🤖 AI Summary
This work addresses the challenge that large language models often introduce disruptive modifications when adding new features across multiple files due to a lack of system-level architectural understanding. To mitigate this, the authors propose the RAIM framework, which first constructs a code graph to enable multi-round target localization, then generates diverse implementation candidates, and finally evaluates their system-wide impact through a combination of static and dynamic analysis to select the highest-quality patch that maintains architectural consistency and minimizes side effects.

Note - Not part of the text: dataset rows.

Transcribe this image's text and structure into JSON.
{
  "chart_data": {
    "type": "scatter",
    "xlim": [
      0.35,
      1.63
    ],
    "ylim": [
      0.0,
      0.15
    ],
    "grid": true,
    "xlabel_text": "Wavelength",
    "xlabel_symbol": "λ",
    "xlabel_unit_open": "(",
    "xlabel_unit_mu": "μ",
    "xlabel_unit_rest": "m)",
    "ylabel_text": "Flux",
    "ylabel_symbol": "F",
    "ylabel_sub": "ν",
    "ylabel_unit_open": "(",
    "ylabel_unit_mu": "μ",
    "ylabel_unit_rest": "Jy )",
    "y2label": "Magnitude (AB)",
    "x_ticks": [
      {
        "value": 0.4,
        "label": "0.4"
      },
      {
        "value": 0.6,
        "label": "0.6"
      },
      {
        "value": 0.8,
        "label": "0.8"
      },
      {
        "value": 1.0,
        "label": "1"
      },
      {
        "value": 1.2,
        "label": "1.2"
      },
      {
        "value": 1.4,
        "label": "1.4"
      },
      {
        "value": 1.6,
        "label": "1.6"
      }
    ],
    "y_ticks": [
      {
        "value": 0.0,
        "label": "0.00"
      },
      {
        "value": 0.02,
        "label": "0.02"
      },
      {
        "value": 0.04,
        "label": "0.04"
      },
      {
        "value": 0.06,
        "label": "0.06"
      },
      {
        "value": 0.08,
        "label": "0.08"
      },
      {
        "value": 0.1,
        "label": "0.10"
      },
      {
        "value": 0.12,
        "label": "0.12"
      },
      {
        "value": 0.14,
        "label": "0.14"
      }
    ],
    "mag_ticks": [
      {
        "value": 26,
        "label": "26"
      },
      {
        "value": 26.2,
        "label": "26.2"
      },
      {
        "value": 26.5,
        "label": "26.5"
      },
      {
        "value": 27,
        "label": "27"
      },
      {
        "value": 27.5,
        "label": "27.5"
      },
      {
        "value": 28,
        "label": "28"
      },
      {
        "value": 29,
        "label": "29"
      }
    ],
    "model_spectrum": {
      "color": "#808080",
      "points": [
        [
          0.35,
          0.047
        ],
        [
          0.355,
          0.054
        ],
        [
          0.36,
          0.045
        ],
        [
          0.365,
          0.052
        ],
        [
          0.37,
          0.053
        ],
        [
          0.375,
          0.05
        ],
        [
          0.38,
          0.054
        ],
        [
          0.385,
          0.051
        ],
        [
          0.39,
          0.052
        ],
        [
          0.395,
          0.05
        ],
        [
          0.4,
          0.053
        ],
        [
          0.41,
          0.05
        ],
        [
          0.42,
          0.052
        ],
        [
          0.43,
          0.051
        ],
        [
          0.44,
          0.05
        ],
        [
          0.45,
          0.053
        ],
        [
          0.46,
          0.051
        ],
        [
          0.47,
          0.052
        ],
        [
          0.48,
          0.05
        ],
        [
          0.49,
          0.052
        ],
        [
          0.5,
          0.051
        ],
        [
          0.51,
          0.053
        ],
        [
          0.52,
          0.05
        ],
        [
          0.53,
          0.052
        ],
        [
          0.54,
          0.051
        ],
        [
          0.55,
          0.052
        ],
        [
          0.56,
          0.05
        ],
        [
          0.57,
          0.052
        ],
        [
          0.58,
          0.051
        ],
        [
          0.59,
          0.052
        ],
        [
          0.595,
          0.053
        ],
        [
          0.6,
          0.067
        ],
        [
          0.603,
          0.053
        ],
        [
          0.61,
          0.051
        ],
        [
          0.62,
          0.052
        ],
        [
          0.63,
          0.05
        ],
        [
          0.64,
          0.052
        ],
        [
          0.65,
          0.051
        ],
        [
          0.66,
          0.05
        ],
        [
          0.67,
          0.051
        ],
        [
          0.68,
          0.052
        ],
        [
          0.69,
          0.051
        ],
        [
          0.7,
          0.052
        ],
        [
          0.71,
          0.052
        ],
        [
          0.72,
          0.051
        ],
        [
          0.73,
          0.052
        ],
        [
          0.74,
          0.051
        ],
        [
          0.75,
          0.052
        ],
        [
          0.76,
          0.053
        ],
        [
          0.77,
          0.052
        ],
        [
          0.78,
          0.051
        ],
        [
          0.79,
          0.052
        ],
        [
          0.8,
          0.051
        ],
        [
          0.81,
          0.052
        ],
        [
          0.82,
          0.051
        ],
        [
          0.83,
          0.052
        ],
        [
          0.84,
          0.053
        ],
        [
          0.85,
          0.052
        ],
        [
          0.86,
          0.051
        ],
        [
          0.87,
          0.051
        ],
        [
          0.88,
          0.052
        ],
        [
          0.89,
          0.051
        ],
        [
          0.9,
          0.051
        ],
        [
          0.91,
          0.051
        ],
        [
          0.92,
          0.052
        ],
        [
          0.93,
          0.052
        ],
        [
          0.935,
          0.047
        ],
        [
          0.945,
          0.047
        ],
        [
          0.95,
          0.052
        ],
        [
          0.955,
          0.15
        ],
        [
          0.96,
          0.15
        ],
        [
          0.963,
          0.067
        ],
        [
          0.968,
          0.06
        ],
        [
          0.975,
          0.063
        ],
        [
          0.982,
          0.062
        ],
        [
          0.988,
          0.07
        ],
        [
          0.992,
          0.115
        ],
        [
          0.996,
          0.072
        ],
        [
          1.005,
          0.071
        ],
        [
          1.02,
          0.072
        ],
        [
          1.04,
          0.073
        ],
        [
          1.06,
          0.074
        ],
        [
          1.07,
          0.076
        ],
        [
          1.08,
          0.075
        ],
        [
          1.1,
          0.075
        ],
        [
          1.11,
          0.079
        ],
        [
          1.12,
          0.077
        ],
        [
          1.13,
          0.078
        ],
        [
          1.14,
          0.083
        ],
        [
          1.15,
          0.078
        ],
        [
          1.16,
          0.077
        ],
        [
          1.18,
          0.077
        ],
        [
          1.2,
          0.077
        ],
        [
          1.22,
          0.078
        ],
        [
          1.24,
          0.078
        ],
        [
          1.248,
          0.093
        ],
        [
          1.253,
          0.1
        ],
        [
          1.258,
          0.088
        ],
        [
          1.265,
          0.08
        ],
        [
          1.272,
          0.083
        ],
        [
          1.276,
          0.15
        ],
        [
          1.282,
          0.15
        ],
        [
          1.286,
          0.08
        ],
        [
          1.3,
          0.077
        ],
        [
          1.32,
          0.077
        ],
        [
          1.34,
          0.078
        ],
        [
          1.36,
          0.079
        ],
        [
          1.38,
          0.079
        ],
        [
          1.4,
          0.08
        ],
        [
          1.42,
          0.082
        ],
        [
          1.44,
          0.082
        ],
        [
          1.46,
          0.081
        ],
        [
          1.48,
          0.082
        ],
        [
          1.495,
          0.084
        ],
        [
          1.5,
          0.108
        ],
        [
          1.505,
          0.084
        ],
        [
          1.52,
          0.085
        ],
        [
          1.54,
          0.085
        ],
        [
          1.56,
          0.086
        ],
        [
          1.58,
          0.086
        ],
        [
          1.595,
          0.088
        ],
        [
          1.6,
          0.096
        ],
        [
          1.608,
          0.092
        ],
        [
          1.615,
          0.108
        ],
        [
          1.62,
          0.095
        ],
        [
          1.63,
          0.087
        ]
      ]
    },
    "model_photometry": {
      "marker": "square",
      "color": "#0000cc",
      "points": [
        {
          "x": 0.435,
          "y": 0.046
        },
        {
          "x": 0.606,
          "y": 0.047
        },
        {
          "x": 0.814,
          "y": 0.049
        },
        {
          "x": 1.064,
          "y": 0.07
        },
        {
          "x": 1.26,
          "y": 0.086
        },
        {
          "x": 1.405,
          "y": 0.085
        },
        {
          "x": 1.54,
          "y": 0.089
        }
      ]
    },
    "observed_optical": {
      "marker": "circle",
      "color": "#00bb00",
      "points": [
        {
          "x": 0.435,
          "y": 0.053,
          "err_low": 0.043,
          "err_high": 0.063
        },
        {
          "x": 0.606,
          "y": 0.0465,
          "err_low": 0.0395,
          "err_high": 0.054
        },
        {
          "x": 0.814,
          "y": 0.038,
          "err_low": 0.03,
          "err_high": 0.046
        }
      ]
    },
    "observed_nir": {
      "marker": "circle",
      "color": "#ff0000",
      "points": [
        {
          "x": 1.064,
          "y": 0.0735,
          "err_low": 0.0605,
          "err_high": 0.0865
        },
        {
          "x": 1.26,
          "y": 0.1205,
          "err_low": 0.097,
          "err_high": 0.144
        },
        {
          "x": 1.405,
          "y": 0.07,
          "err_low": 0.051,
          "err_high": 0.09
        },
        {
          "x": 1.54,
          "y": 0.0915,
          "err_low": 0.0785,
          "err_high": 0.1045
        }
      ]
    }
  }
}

By moving beyond conventional single-path generation paradigms, RAIM achieves a 39.47% success rate on the NoCode-bench Verified dataset, outperforming the strongest baseline by 36.34% and marking the first instance where an open-source model surpasses closed-source counterparts in this task.
📝 Abstract
Implementing new features across an entire codebase presents a formidable challenge for Large Language Models (LLMs). This proactive task requires a deep understanding of the global system architecture to prevent unintended disruptions to legacy functionalities. Conventional pipeline and agentic frameworks often fall short in this area because they suffer from architectural blindness and rely on greedy single-path code generation. To overcome these limitations, we propose RAIM, a multi-design and architecture-aware framework for repository-level feature addition. This framework introduces a localization mechanism that conducts multi-round explorations over a repository-scale code graph to accurately pinpoint dispersed cross-file modification targets. Crucially, RAIM shifts away from linear patching by generating multiple diverse implementation designs. The system then employs a rigorous impact-aware selection process based on static and dynamic analysis to choose the most architecturally sound patch and avoid system regressions. Comprehensive experiments on the NoCode-bench Verified dataset demonstrate that RAIM establishes a new state-of-the-art performance with a 39.47% success rate, achieving a 36.34% relative improvement over the strongest baseline. Furthermore, the approach exhibits robust generalization across various foundation models and empowers open-weight models like DeepSeek-v3.2 to surpass baseline systems powered by leading proprietary models. Detailed ablation studies confirm that the multi-design generation and impact validation modules are critical to effectively managing complex dependencies and reducing code errors. These findings highlight the vital role of structural awareness in automated software evolution.